Abirpothi

Mumbai Becomes a Living Museum Once Again: DAG’s ‘The City as a Museum’ Returns for Edition Two

The city of Mumbai is once again turning into an open-air museum this March, as DAG Museums presents the second edition of The City as a Museum, Mumbai. The ongoing festival reimagines Mumbai as a living archive—where its streets, institutions, and histories become both venue and collaborator in a dynamic exploration of performance, art, community, and memory.

Spanning two weeks, the festival dives into the city’s layered relationship with artistic and social movements through performances, film screenings, heritage walks, workshops, and talks. This year’s edition foregrounds the intersections between art and public space, tracing how creative practices have shaped, resisted, and redefined Mumbai’s cultural life over decades.

The City as a Museum: Programmes

The festival opened with Sawal Jawab, a performance directed by Girish Datar and featuring Sukanya Gurav, that revisits the intertwined legacies of Tamasha, Lavani, and Shahiri—forms that historicized dissent and working-class expression in Maharashtra’s cultural fabric. A post-performance conversation with Tamasha historian Sandesh Bhandare further anchored this inquiry into how folk performance continues to bridge entertainment and critique.

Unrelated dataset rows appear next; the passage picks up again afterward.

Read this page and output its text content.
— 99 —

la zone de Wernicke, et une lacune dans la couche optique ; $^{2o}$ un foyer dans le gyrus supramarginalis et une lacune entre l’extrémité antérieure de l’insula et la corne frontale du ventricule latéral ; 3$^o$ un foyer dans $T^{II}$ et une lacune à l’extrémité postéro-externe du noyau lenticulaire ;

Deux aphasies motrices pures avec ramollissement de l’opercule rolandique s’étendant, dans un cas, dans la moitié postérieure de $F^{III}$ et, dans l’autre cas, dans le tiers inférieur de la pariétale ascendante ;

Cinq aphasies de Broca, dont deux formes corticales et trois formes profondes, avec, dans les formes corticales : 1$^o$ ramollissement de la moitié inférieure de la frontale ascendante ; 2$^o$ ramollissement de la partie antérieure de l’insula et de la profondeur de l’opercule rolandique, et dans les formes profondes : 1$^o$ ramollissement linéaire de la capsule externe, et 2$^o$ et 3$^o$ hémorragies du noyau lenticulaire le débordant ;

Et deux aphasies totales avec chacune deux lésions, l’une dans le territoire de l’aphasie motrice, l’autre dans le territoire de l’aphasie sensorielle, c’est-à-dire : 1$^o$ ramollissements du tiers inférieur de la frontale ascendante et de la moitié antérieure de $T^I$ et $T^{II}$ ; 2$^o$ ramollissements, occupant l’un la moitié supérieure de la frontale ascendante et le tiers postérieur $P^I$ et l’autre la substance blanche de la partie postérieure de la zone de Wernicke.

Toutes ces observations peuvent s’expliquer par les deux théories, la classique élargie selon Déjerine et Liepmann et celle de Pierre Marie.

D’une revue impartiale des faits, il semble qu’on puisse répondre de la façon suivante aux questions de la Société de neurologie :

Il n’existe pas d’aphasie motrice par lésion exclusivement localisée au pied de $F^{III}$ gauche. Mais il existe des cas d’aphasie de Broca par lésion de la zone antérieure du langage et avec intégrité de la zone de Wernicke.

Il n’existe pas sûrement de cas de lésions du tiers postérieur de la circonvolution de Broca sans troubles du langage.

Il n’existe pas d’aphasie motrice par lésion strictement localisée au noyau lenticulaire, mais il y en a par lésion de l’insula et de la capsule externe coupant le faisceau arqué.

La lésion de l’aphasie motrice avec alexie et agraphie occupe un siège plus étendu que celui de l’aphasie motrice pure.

Later, Saacha (The Loom) by Anjali Monteiro and K. P. Jayasankar drew audiences into the confluence of art, poetry, and labour rights. Featuring painter Sudhir Patwardhan and poet Narayan Surve, the film reflects on post-industrial Mumbai and the textile workers’ movement, with discussions focusing on the evolution of collective media practice and the ethics of archiving.

Among the upcoming highlights is Caste in Caricature at Siddhartha College Library—once built around B. R. Ambedkar’s own collection, where author Unnamati Syama Sundar and Professor Vijay Mohite will examine colonial-era depictions of Ambedkar, culminating in a stand-up performance by Ankur Tangade that blends satire with social commentary.

Next week, poetry takes centre stage in the Kala Ghoda precinct with Bombay Poetry Crawl’s walking tour celebrating the Clearing House collective—featuring legacies of Arun Kolatkar, Gieve Patel, Adil Jussawalla, and others—followed by a talk by poet Jerry Pinto at the David Sassoon Library.

Nature and faith also find a place in this unfolding city-as-exhibition: at the Bombay Natural History Society, journalist Vrushal Pendharkar explores the illustrated archives of Carl D’Silva, while Faith in Form at Our Lady of Salvation Church in Dadar brings together architect Nondita Correa Mehrotra and poet-curator Ranjit Hoskote to reflect on Charles Correa’s sacred modernism and artworks by M. F. Husain and Anjolie Ela Menon.

The festival’s closing stretch includes a guided tour of the Kanheri Caves led by archaeologist Suraj A. Pandit, revealing Mumbai’s ancient Buddhist history, and The Citizen-Artist at Kamla Raheja Vidyanidhi Institute, where artist Navjot and curator Nancy Adajania revisit the socially engaged art practices of Altaf and Navjot in the 1970s and ’80s.

As the festival continues through March 16, The City as a Museum reaffirms DAG’s commitment to showing how art, activism, and everyday life intersect in Mumbai, inviting residents to not just view the city’s heritage, but to inhabit it with renewed awareness.